Unprecedented growth
“The country is undergoing a significant growth trend, unlike anything seen here before,” Mr Lopes said. “This is a highly demanding environment that is requiring technical leadership. The challenges of the pre-salt discoveries, which are in ultra-deepwaters and up to 300 km off the coast, will push the technology to new limits. From a technical standpoint, this environment is more challenging than the Gulf of Mexico. That translates to attracting the right people from various sectors of the industry and training them so they are ready and able to support the level of activity.”
Baker Hughes has more than 2,000 employees in the country, a mix of local workers (94%) and imported technical specialists. “There is significant competition for qualified personnel,” Mr Lopes said. “The fact that the operators also have a gap in human resources makes the situation even more difficult.”
Worldwide demand for equipment and tools, especially in other deepwater markets, will make that situation very competitive if growth rates continue at their current rate. “Right now, we are supporting about 25 offshore rigs, and we’re expecting that number to increase 20% over the next 12 to 18 months. We are investing in rental tools and equipment,” Mr Lopes said.
Companies are putting resources toward plans to ensure operational and cost efficiency, development of technology, infrastructure investments and well testing, Mr Lopes said. “There has been a major effort by all companies involved, including Petrobras, to push this prospect forward,” he noted. “Day by day, we are seeing significant research and development of technology on the production side to apply what we know to lower the risks and make this challenging arena an attractive prospect.”
Among other initiatives, this year Baker Hughes inaugurated the Rio Research and Technology Center (RRTC), an advanced applications engineering and research facility located in the Technology Park of the Federal University of Rio de Janeiro, close to Petrobras’s Cenpes facility. It will eventually house more than 100 scientists and technicians when fully operational.
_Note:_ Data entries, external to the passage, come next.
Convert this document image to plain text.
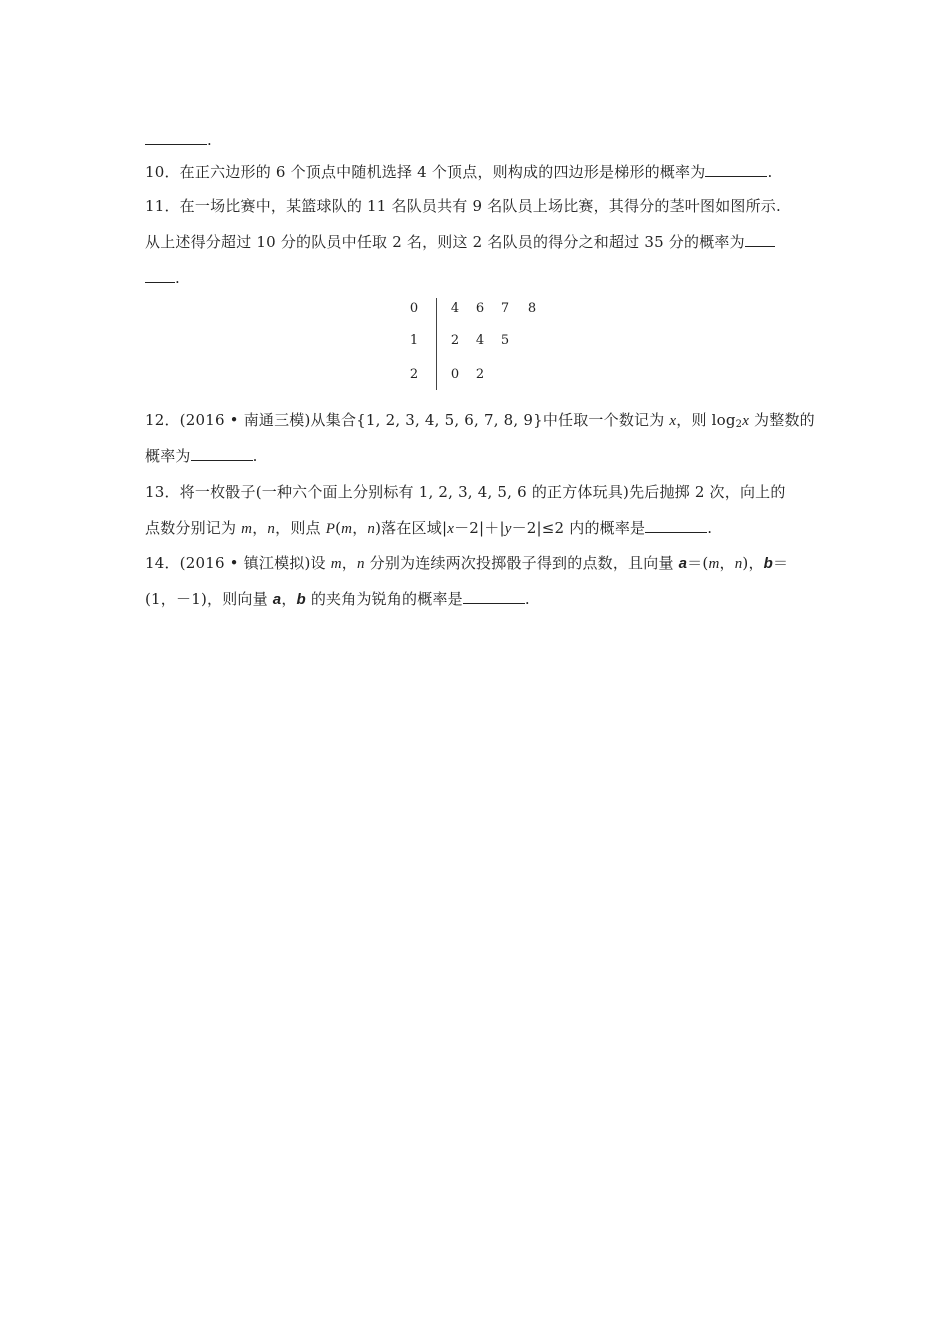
.
10．在正六边形的 6 个顶点中随机选择 4 个顶点，则构成的四边形是梯形的概率为	.
11．在一场比赛中，某篮球队的 11 名队员共有 9 名队员上场比赛，其得分的茎叶图如图所示.
从上述得分超过 10 分的队员中任取 2 名，则这 2 名队员的得分之和超过 35 分的概率为
.
0	4 6 7 8
1	2 4 5
2	0 2
12．(2016 • 南通三模)从集合{1, 2, 3, 4, 5, 6, 7, 8, 9}中任取一个数记为 x，则 $\log_2x$ 为整数的
概率为	.
13．将一枚骰子(一种六个面上分别标有 1, 2, 3, 4, 5, 6 的正方体玩具)先后抛掷 2 次，向上的
点数分别记为 m，n，则点 P(m，n)落在区域|x－2|＋|y－2|≤2 内的概率是	.
14．(2016 • 镇江模拟)设 m，n 分别为连续两次投掷骰子得到的点数，且向量 a＝(m，n)，b＝
(1，－1)，则向量 a，b 的夹角为锐角的概率是	.
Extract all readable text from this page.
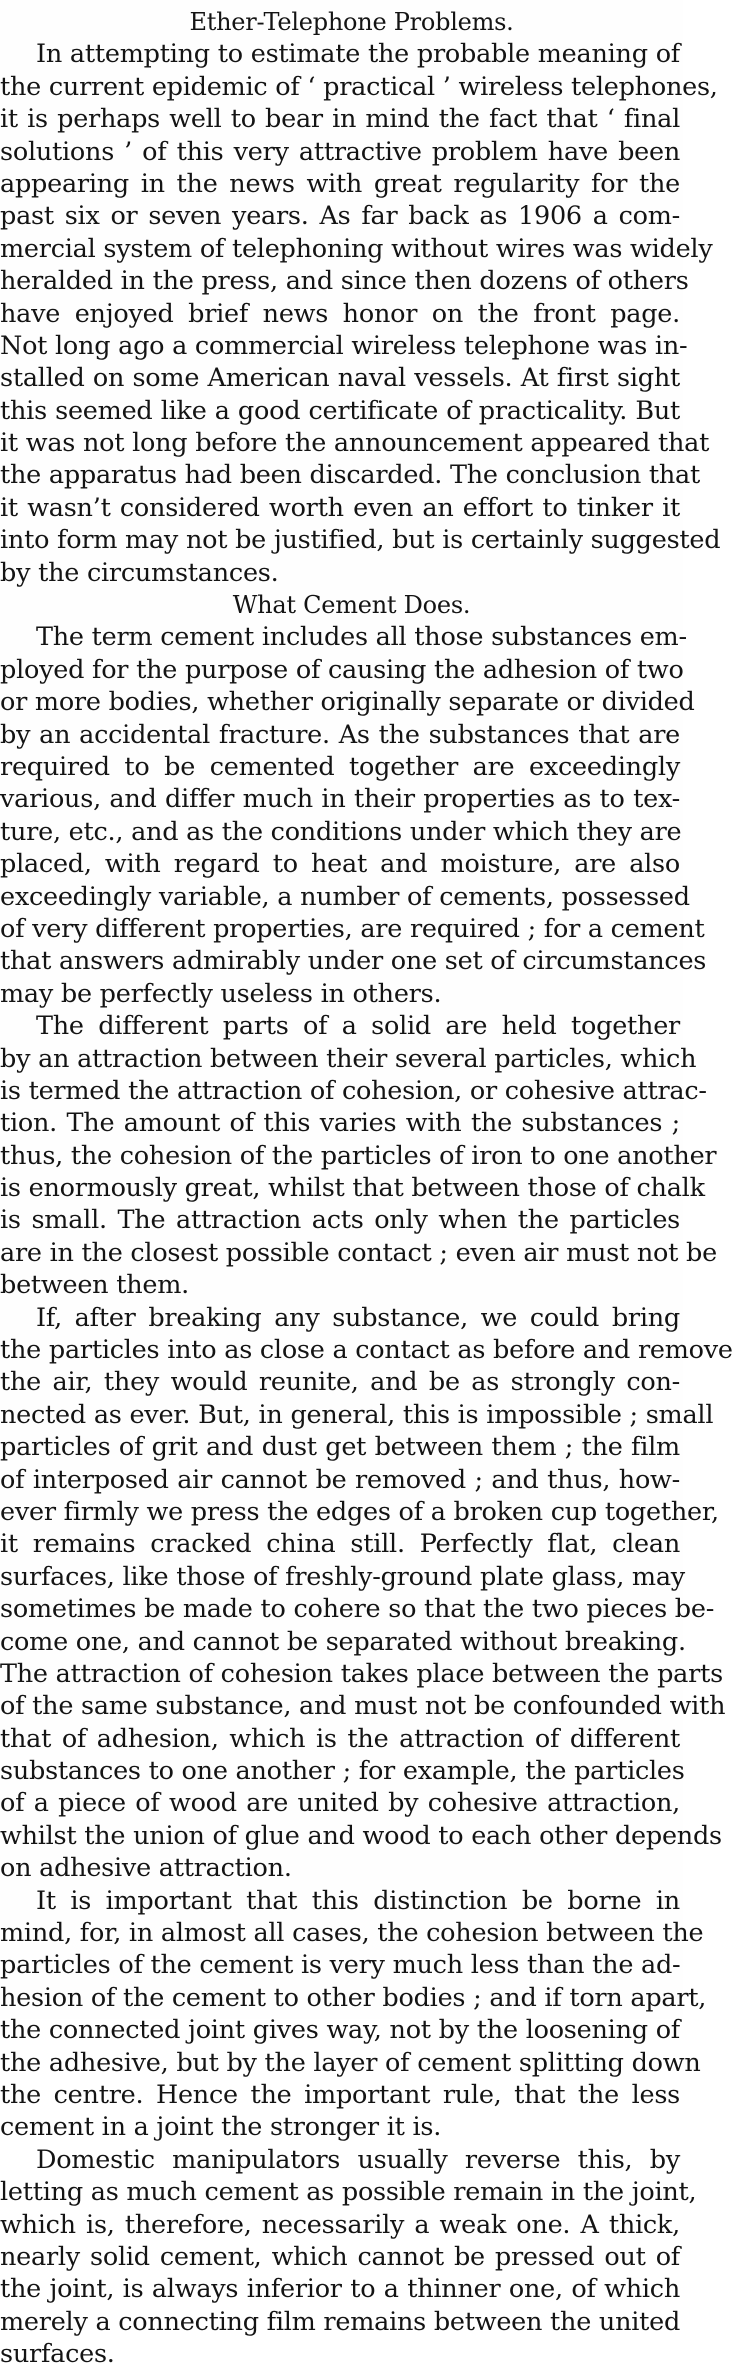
Ether-Telephone Problems.
In attempting to estimate the probable meaning of
the current epidemic of ‘ practical ’ wireless telephones,
it is perhaps well to bear in mind the fact that ‘ final
solutions ’ of this very attractive problem have been
appearing in the news with great regularity for the
past six or seven years. As far back as 1906 a com-
mercial system of telephoning without wires was widely
heralded in the press, and since then dozens of others
have enjoyed brief news honor on the front page.
Not long ago a commercial wireless telephone was in-
stalled on some American naval vessels. At first sight
this seemed like a good certificate of practicality. But
it was not long before the announcement appeared that
the apparatus had been discarded. The conclusion that
it wasn’t considered worth even an effort to tinker it
into form may not be justified, but is certainly suggested
by the circumstances.
What Cement Does.
The term cement includes all those substances em-
ployed for the purpose of causing the adhesion of two
or more bodies, whether originally separate or divided
by an accidental fracture. As the substances that are
required to be cemented together are exceedingly
various, and differ much in their properties as to tex-
ture, etc., and as the conditions under which they are
placed, with regard to heat and moisture, are also
exceedingly variable, a number of cements, possessed
of very different properties, are required ; for a cement
that answers admirably under one set of circumstances
may be perfectly useless in others.
The different parts of a solid are held together
by an attraction between their several particles, which
is termed the attraction of cohesion, or cohesive attrac-
tion. The amount of this varies with the substances ;
thus, the cohesion of the particles of iron to one another
is enormously great, whilst that between those of chalk
is small. The attraction acts only when the particles
are in the closest possible contact ; even air must not be
between them.
If, after breaking any substance, we could bring
the particles into as close a contact as before and remove
the air, they would reunite, and be as strongly con-
nected as ever. But, in general, this is impossible ; small
particles of grit and dust get between them ; the film
of interposed air cannot be removed ; and thus, how-
ever firmly we press the edges of a broken cup together,
it remains cracked china still. Perfectly flat, clean
surfaces, like those of freshly-ground plate glass, may
sometimes be made to cohere so that the two pieces be-
come one, and cannot be separated without breaking.
The attraction of cohesion takes place between the parts
of the same substance, and must not be confounded with
that of adhesion, which is the attraction of different
substances to one another ; for example, the particles
of a piece of wood are united by cohesive attraction,
whilst the union of glue and wood to each other depends
on adhesive attraction.
It is important that this distinction be borne in
mind, for, in almost all cases, the cohesion between the
particles of the cement is very much less than the ad-
hesion of the cement to other bodies ; and if torn apart,
the connected joint gives way, not by the loosening of
the adhesive, but by the layer of cement splitting down
the centre. Hence the important rule, that the less
cement in a joint the stronger it is.
Domestic manipulators usually reverse this, by
letting as much cement as possible remain in the joint,
which is, therefore, necessarily a weak one. A thick,
nearly solid cement, which cannot be pressed out of
the joint, is always inferior to a thinner one, of which
merely a connecting film remains between the united
surfaces.
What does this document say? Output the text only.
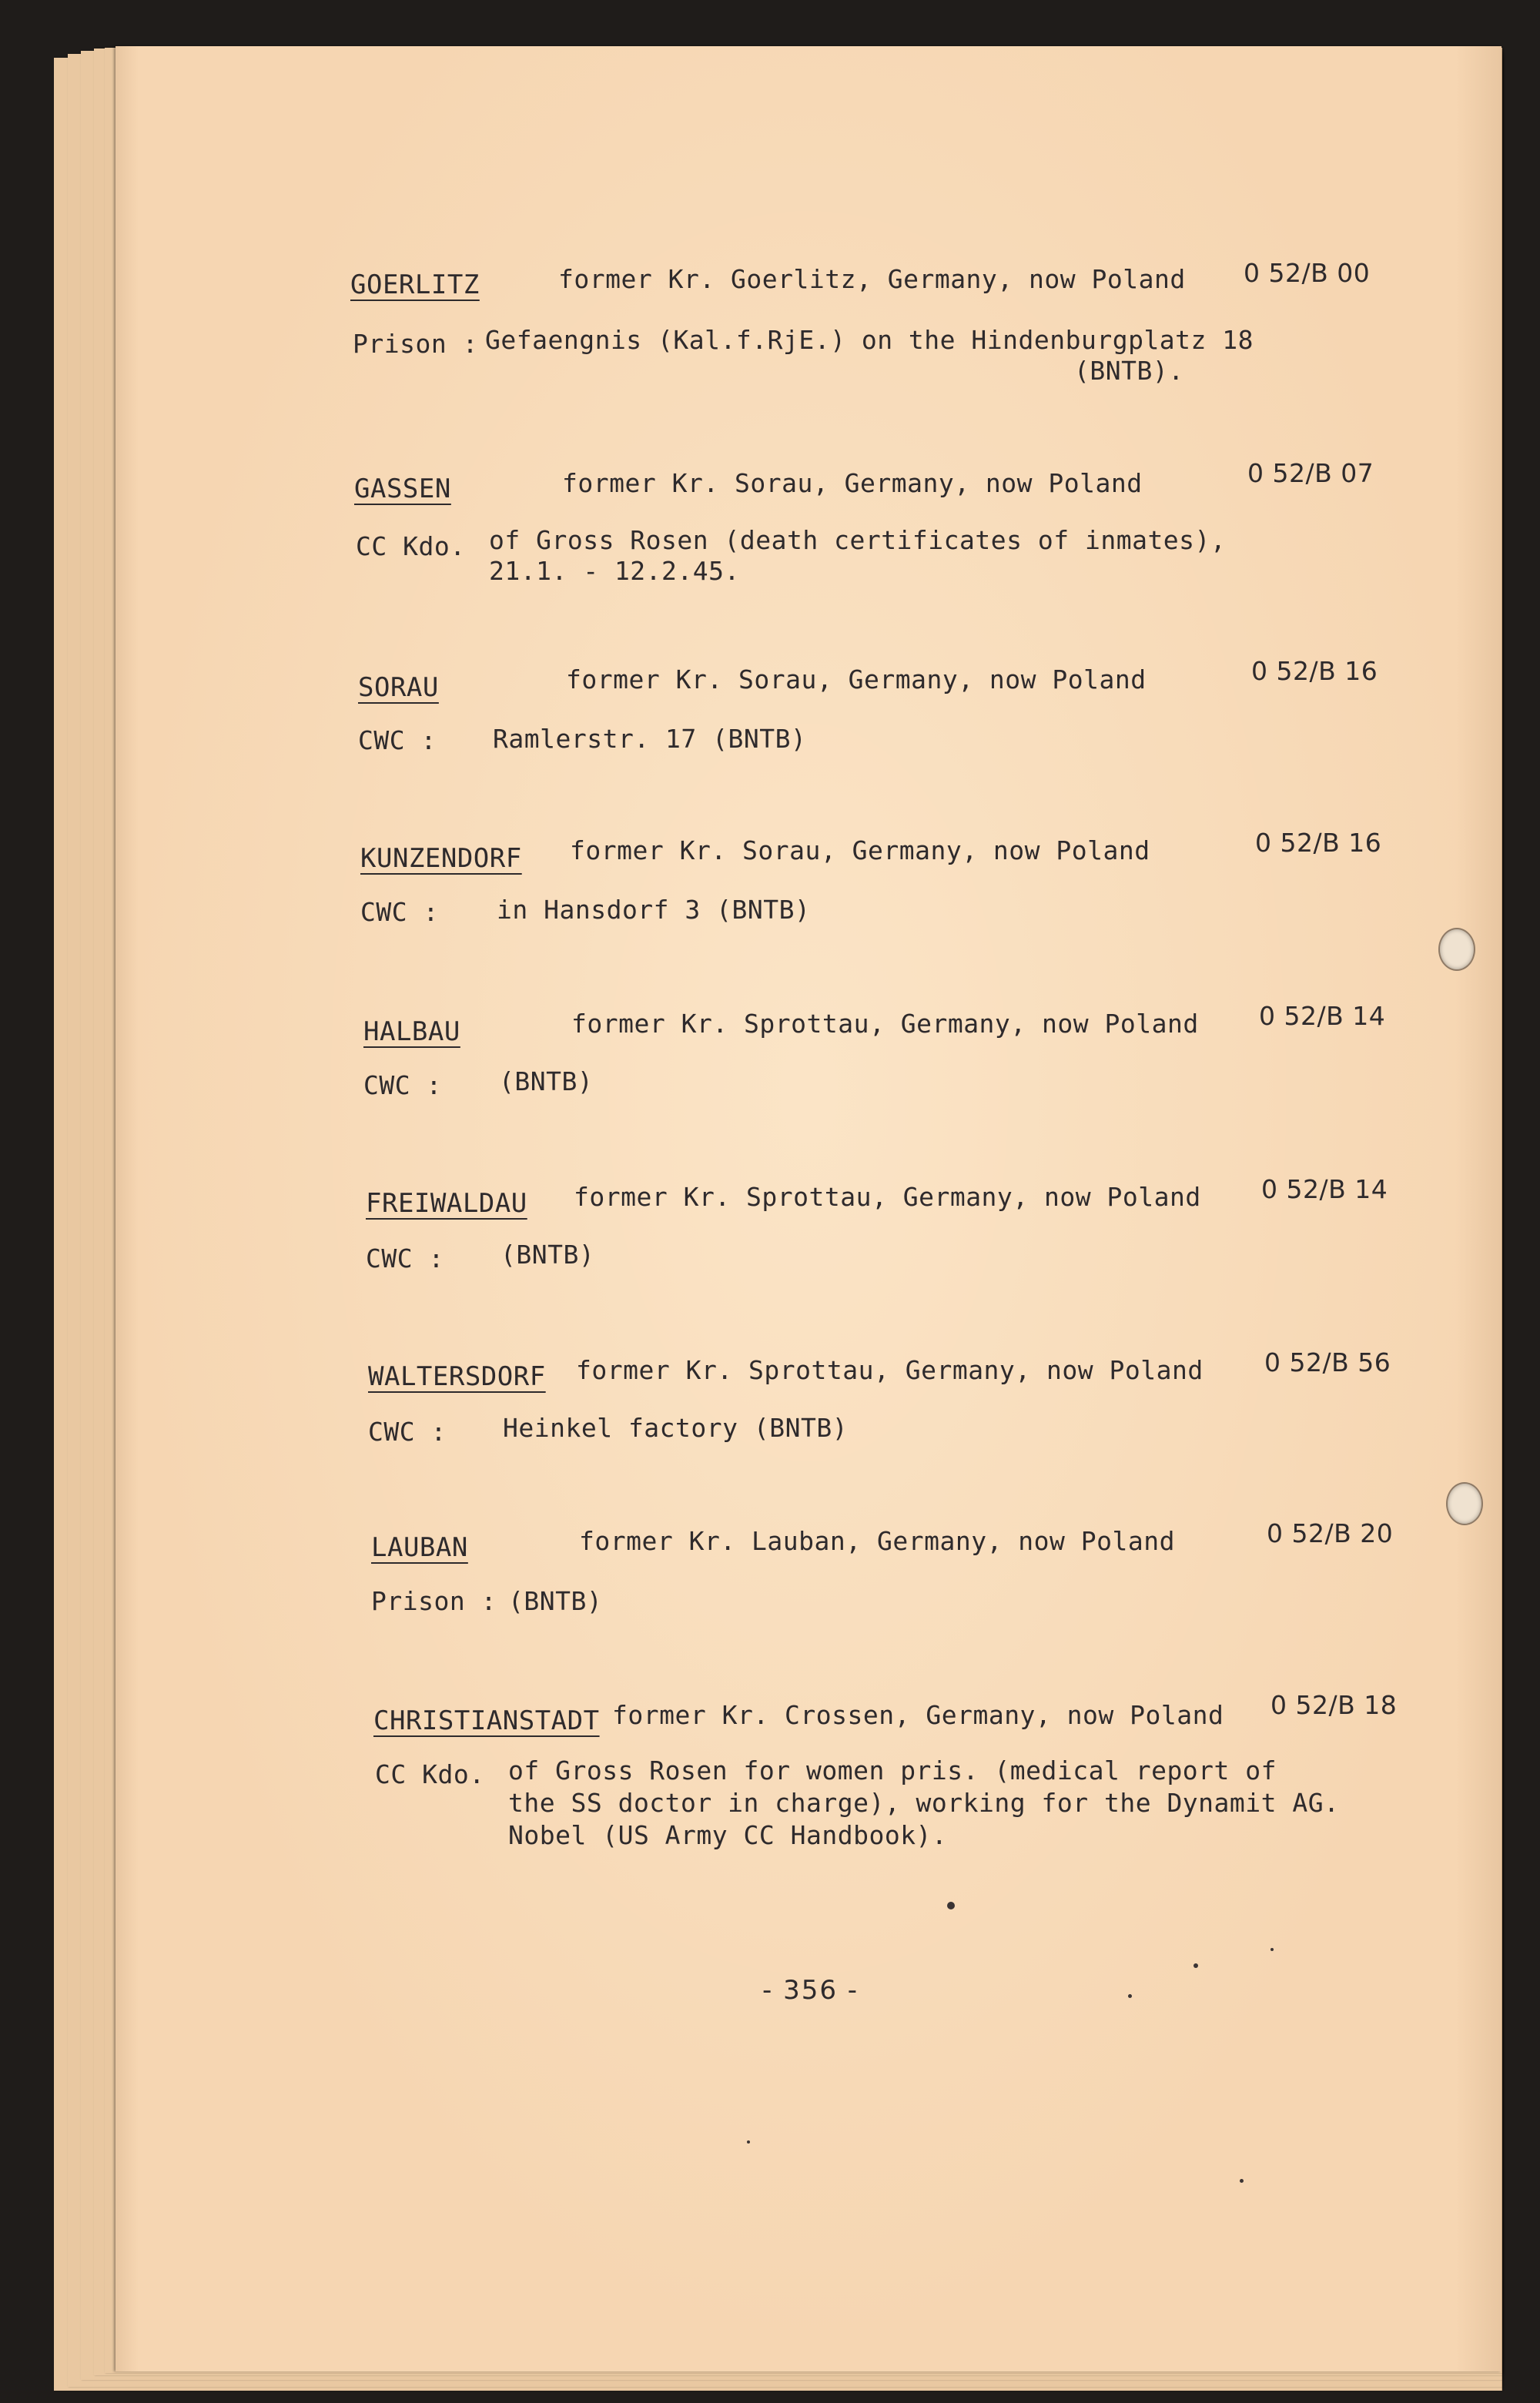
GOERLITZ	former Kr. Goerlitz, Germany, now Poland 0 52/B 00
Prison : Gefaengnis (Kal.f.RjE.) on the Hindenburgplatz 18
(BNTB).
GASSEN	former Kr. Sorau, Germany, now Poland	0 52/B 07
CC Kdo. of Gross Rosen (death certificates of inmates),
21.1. - 12.2.45.
SORAU	former Kr. Sorau, Germany, now Poland	0 52/B 16
CWC : Ramlerstr. 17 (BNTB)
KUNZENDORF former Kr. Sorau, Germany, now Poland	0 52/B 16
CWC : in Hansdorf 3 (BNTB)
HALBAU	former Kr. Sprottau, Germany, now Poland 0 52/B 14
CWC : (BNTB)
FREIWALDAU former Kr. Sprottau, Germany, now Poland 0 52/B 14
CWC : (BNTB)
WALTERSDORF former Kr. Sprottau, Germany, now Poland 0 52/B 56
CWC : Heinkel factory (BNTB)
LAUBAN	former Kr. Lauban, Germany, now Poland	0 52/B 20
Prison : (BNTB)
CHRISTIANSTADT former Kr. Crossen, Germany, now Poland 0 52/B 18
CC Kdo. of Gross Rosen for women pris. (medical report of
the SS doctor in charge), working for the Dynamit AG.
Nobel (US Army CC Handbook).
- 356 -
A well test an development facility was also opened this year in Macaé, designed to test electrical submersible pump (ESP) systems prior to installation. ESP technology is crucial for enhancing production in the ultra-deepwater and heavy-oil reserves, Mr Lopes said. The facility has capabilities for system integration tests and simulation for ESP systems capable of handling up to 86,000 bbls/day of fluid and maximum surface pressures of 5,000 psi. The facility’s control room displays real-time data, including flow rates, temperature, torque, pressure, vibration and electrical parameters.